Koch-Backed Group Calls for no More National Parks
Remember the Koch brothers? They're industrialists and businesspeople who own the second largest privately owned company in the United States (with 2013 revenues of $115 billion); their main business is in manufacturing, refining, and distribution of petroleum.
Remember the Koch brothers? They’re industrialists and businesspeople who own the second largest privately owned company in the United States (with 2013 revenues of $115 billion); their main business is in manufacturing, refining, and distribution of petroleum. There’s nothing wrong per se with working with fossil fuels, but the Koch brothers are on an entirely whole new level: they bribe scientists to speak against global warming, they’re lobbying to rewrite science textbooks and leave global warming out and they’re trying to make climate scientists look like terrorists – among many others. To sum it up, they invest a lot of money and they do a lot of lobby to make it seem like the oil business is doing nothing wrong. Now, it seems like they want to take National Parks off the table.
In a recent op-ed published in Tuesday’s New York Times, Reed Watson, the executive director at the Koch-backed Property and Environment Research Center (PERC), called for no more National Parks.
“True conservation is taking care of the land and water you already have, not insatiably acquiring more and hoping it manages itself,” the op-ed reads. “Let’s maintain what we’ve already got, so we can protect it properly,” it concludes.

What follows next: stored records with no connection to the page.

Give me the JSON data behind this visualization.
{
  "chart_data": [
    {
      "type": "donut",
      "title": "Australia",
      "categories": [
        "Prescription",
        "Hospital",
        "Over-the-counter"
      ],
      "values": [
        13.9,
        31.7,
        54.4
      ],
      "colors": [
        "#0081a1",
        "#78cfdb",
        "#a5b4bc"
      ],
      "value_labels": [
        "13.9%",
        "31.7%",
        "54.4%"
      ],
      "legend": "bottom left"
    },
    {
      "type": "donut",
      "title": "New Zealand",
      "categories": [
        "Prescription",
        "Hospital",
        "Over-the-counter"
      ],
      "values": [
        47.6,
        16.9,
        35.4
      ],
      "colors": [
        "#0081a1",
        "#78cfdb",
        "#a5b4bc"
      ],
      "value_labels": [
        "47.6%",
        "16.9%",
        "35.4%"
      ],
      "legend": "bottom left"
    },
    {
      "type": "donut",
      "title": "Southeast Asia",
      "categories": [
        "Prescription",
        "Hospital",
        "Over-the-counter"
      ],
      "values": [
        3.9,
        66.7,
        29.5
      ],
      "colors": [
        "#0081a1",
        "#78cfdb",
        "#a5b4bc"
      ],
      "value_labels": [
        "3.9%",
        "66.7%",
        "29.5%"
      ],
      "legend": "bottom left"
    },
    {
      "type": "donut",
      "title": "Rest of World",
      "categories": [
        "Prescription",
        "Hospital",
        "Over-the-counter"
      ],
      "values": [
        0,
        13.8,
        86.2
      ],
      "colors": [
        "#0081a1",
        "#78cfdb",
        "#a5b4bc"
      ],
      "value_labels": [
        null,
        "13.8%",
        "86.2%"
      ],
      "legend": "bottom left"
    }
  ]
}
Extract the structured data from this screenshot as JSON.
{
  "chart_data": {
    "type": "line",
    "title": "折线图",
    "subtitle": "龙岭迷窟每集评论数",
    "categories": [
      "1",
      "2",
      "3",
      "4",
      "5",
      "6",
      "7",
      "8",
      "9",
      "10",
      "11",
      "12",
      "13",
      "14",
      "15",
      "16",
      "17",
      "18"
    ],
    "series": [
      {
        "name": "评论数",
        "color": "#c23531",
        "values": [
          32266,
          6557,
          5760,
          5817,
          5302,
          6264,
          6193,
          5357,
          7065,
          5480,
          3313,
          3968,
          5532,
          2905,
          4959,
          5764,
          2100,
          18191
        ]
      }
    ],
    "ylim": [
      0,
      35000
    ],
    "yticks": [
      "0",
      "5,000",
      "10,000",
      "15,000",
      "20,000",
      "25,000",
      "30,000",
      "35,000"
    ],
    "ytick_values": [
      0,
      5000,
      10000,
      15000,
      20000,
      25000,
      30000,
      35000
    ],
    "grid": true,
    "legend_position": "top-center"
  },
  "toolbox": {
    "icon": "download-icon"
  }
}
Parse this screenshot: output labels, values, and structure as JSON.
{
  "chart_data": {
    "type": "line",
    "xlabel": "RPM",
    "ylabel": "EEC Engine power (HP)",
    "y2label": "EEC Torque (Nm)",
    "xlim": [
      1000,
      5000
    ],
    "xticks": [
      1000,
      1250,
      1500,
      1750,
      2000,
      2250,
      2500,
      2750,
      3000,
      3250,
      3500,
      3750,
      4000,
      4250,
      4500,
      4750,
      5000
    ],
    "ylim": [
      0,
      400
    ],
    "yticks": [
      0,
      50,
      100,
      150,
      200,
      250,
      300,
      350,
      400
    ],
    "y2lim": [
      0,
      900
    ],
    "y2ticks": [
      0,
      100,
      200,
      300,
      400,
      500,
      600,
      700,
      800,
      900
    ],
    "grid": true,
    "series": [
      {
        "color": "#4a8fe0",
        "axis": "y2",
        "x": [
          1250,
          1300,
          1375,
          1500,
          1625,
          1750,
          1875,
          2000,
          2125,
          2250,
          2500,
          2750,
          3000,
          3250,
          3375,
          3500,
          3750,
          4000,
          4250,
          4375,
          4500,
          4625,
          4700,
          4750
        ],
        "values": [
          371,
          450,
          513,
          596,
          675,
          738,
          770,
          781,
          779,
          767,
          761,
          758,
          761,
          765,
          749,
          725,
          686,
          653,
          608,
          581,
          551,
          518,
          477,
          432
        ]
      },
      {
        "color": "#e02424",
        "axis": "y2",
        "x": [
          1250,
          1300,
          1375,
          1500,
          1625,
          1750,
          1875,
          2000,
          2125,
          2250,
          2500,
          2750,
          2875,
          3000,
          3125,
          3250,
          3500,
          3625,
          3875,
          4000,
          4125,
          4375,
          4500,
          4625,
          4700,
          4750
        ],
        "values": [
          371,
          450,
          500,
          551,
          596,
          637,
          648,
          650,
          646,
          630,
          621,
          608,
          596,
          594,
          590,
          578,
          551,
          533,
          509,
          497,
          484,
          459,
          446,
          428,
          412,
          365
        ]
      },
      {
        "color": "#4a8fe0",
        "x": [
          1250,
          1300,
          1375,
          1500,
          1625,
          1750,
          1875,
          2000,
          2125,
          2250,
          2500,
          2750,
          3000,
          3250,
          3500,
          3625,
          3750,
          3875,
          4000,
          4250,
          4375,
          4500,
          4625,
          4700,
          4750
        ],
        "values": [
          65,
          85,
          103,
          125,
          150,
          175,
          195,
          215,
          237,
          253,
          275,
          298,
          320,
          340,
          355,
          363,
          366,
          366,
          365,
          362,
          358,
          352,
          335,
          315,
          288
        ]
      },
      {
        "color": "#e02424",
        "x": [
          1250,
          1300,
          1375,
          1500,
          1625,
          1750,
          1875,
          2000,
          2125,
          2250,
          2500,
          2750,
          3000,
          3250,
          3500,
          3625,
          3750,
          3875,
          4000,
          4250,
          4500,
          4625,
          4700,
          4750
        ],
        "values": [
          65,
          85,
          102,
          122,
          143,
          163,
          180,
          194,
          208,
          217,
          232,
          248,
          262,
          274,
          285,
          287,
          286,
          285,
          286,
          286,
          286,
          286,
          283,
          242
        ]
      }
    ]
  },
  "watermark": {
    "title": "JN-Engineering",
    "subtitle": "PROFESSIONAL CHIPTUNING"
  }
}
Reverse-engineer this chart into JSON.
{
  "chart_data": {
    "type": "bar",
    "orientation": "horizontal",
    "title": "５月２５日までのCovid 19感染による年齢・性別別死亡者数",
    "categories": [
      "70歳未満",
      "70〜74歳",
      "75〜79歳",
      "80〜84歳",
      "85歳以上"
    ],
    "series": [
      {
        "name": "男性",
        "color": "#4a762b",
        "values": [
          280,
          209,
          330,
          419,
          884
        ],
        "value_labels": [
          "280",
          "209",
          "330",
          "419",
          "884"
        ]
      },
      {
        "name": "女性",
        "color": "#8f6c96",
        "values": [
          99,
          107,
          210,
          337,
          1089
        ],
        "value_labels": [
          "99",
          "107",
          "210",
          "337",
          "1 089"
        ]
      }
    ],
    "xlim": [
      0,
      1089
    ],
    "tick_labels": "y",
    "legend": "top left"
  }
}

There’s something ironic in how the authors speak about “true conservation”, when they have pushed time and time again for the privatization of America’s national parks and other public lands – an idea heavily criticized by scientists. When you also consider that oil drillers have a personal interest in declaring no more National Parks, things start to become a bit more clear – more parks means less area where you can drill. Furthermore, PERC has received significant contributions from Koch-backed organizations, including from Donors Trust, which has been called the “dark-money ATM of the right.” Watson also criticized the protection of wilderness, arguing that “land management agencies [should] turn a profit” by removing restrictions on timber and energy development. All in all, he’s hardly the guy that should talk about “true conservation”.
But the op-ed moves even farther, asking to stop one of the few park programs which have actually been successful on a large scale: the Land and Water Conservation Fund (LWCF). The LWCF is a Federal program that was established by Act of Congress in 1965 using funds from offshore oil and gas development fees to support the acquisition of land and water, and easements on land and water across the country. Members of Congress from both parties have called for full funding of the LWCF before it expires, precisely because it worked so good. But PERC doesn’t agree, and their oil and gas allies in Congress continue to back them up.
They do make one valid point: National Parks are understaffed and underfinanced, but the solution is obviously to fund them more, not to eliminate them or stop creating new parks. Hopefully, it won’t be this kind of lobby that decides environmental legislation in the US.